本書は2008年3月に第1刷の書籍なのですが、今現在、進行している中国に関する
事案についてリアルタイムでの評論が対談をもとにまとめてあります。対談は一回
四〜五時間、合計三回行われ、テーマの緊急性に鑑みて速記録のゲラに正確を期す
ため多少の朱筆を入れた後速やかに上梓されています。
それだけに本書は新鮮度が非常に高い!現時点で毒入り餃子事件やチベット暴動
事件に関して言及している書籍があるでしょうか?しかしその密度は非常に高く、
完成度の高いことに驚かせられます。今後後追いの形で多くの書籍が出版されます
が、本書を凌駕するものが出版されるのは時間がかかるのではないでしょうか。
中国人とは何者なのか、彼らの精神構造の歴史的背景を元に、理性的に分析してい
る姿勢は好感が持てますし説得力があります。
黄氏によると中国人の民族的な性質は4000年の歴史の中で戦乱のなかった年がな
い歴史的背景を生んだ中国の自然的環境と社会的環境があると述べています。
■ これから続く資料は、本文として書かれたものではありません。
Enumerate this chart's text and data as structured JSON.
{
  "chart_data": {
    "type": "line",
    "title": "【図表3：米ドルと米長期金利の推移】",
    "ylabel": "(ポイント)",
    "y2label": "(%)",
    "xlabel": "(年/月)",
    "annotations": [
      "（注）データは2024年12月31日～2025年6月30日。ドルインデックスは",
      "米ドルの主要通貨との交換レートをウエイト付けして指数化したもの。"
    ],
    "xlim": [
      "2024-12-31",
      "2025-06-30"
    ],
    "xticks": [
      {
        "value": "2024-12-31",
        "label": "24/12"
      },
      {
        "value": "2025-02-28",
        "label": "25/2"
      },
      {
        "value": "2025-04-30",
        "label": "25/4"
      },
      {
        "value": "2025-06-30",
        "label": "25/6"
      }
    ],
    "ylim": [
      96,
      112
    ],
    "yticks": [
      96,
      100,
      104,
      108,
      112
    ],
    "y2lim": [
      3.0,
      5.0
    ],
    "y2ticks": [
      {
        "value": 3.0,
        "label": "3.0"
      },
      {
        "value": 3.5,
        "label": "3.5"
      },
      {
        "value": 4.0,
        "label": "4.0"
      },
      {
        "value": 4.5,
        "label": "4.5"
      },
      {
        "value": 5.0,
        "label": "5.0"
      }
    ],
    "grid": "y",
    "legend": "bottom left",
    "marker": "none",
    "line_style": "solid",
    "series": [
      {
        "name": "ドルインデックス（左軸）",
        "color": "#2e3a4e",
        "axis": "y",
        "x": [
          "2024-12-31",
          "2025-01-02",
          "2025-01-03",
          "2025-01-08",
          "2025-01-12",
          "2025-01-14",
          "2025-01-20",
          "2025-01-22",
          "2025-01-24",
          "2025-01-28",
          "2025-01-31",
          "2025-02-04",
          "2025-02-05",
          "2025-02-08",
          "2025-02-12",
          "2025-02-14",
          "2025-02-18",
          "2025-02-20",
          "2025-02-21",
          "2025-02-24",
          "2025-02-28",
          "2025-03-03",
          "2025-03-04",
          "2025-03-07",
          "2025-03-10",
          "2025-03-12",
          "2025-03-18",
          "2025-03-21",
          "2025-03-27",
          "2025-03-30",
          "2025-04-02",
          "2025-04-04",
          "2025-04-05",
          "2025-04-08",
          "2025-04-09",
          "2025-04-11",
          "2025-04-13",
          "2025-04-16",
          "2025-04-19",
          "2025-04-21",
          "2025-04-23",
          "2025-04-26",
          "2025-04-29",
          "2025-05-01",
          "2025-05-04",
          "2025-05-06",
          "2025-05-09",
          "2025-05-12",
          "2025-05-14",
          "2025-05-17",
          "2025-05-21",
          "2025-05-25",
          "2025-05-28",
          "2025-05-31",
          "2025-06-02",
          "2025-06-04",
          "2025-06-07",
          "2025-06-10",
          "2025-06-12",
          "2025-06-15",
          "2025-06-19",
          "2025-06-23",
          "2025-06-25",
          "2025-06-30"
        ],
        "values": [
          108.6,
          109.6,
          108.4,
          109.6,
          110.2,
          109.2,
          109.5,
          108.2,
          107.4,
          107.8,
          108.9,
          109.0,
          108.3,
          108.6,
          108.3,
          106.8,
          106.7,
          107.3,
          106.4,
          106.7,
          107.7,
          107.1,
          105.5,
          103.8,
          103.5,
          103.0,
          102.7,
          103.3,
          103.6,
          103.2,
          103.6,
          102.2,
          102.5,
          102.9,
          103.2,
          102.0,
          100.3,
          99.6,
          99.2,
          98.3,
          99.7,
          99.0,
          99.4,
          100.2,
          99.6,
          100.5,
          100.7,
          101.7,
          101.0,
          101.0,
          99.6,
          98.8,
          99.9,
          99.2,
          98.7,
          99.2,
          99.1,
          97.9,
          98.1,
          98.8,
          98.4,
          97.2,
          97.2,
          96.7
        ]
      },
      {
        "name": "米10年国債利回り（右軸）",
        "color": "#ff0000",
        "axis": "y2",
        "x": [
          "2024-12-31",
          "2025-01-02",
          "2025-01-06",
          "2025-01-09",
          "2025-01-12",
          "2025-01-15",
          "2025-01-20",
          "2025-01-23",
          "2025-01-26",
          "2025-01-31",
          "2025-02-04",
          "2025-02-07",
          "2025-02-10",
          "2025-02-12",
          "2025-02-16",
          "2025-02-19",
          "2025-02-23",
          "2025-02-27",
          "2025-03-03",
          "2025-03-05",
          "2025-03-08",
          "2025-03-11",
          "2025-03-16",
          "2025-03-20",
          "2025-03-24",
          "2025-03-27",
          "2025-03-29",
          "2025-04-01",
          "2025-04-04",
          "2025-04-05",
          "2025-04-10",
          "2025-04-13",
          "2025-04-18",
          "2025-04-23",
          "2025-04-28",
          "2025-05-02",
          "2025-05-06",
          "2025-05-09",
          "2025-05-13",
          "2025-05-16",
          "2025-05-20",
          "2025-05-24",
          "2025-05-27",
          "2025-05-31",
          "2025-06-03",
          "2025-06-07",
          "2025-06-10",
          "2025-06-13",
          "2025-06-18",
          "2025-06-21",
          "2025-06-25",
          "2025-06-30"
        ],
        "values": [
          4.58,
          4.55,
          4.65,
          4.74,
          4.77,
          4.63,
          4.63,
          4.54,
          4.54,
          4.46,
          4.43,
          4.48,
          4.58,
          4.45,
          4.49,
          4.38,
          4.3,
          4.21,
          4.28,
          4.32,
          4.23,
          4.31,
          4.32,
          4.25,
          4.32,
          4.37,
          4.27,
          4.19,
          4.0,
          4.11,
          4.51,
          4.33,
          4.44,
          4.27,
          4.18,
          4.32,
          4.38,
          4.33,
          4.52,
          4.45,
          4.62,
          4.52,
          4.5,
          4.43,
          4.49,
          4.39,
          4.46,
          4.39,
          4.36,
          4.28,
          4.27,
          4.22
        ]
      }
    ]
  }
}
中国
史をひもとくと、北から羊を連れて南下し、農耕社会を北から食いつぶしていった
のが漢民族のあり方だそうです。南方は暖かくて食料も豊富なため食いつぶしなが
ら南下すればいい。開発、創造の努力をせず、侵略と搾取だけでいい。その代わり、
土地に寄生して、徹底的に収奪する。そのため地下資源を食いつぶし、今度は世界
を相手に資源争奪やっています。そういった背景を知らずに中国を理解する事は
出来ません。とにかく日本人はそういうことを知らなすぎると言います。1968年の
日中記者交換協定を背景とした、中国に都合の悪い記事は書かない日本のマスコミ
に対しても厳しい指摘をしています。
このように本書はマスコミが口をつぐんでいる赤裸々な中国及び中国人像を、
根拠を元に明らかにしており、今後日本は中国とどの様に付き合っていけば良いか
を示唆しています。日本人なら必読です。